According to the Kantar poll, only three other parties would make it into parliament: a left-wing alliance at 12%, the agrarian Polish People’s Party, and a far-right group called Confederation, which both polled 7%. The poll gave a margin of error of 3%.
The 2015 election took place during Europe’s migration crisis, which Law and Justice capitalized upon. Kaczynski said the migrants carried “parasites and protozoa,” language that critics said evoked the xenophobia in Europe before World War II. The government refused to accept any refugees as part of an EU resettlement scheme, another issue that strained relations with Brussels.
Soon after that election, Kaczynski labeled his critics the “worst sort of Poles.”
The country has also been involved in a diplomatic spat with Israel after the government passed a law that made it a crime to accuse the Polish nation of complicity in the Holocaust.

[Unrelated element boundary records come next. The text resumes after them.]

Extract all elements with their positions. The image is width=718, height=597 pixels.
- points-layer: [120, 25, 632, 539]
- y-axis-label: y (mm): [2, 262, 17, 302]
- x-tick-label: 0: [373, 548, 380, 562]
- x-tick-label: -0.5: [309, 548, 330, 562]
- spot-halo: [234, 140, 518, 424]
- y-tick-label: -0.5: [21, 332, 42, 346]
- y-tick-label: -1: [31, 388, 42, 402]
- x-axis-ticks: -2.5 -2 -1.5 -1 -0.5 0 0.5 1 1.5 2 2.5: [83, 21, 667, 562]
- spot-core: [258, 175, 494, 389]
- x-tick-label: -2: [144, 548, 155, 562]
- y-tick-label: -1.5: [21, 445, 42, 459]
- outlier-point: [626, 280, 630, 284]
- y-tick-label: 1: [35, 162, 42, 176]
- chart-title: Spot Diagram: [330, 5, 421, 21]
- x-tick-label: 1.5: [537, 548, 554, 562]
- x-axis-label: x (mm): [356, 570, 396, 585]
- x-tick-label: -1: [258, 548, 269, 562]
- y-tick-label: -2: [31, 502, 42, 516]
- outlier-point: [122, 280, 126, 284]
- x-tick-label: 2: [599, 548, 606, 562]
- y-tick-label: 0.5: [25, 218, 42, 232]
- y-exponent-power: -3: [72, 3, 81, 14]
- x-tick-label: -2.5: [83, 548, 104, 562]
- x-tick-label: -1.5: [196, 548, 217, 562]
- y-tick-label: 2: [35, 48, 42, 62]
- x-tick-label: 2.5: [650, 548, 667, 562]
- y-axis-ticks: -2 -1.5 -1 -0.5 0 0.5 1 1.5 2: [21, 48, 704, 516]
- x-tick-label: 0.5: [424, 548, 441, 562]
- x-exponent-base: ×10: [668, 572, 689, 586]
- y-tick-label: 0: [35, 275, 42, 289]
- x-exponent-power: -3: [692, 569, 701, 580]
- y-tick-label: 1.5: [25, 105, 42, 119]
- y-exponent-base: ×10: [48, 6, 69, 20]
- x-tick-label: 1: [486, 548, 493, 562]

Anti-Semitic rhetoric is present on state media, which is fully under the party’s control.
The party has also targeted gays and lesbians, depicting them as a threat at a time that the LGBT movement has grown more visible and assertive.
Poland’s President Andrzej Duda hails from the party and has given his support in subtle ways, even though as president he is required to be non-partisan.
On Thursday, state TV broadcast a program entitled “Invasion” that depicted the LGBT movement as an attack on Catholicism and gays and lesbians as pedophiles who threaten Polish children.
Just before the program, Duda addressed viewers, urging them to vote.
“It is now our votes that will decide about Poland, about what kind of country our children will grow up in,” Duda said.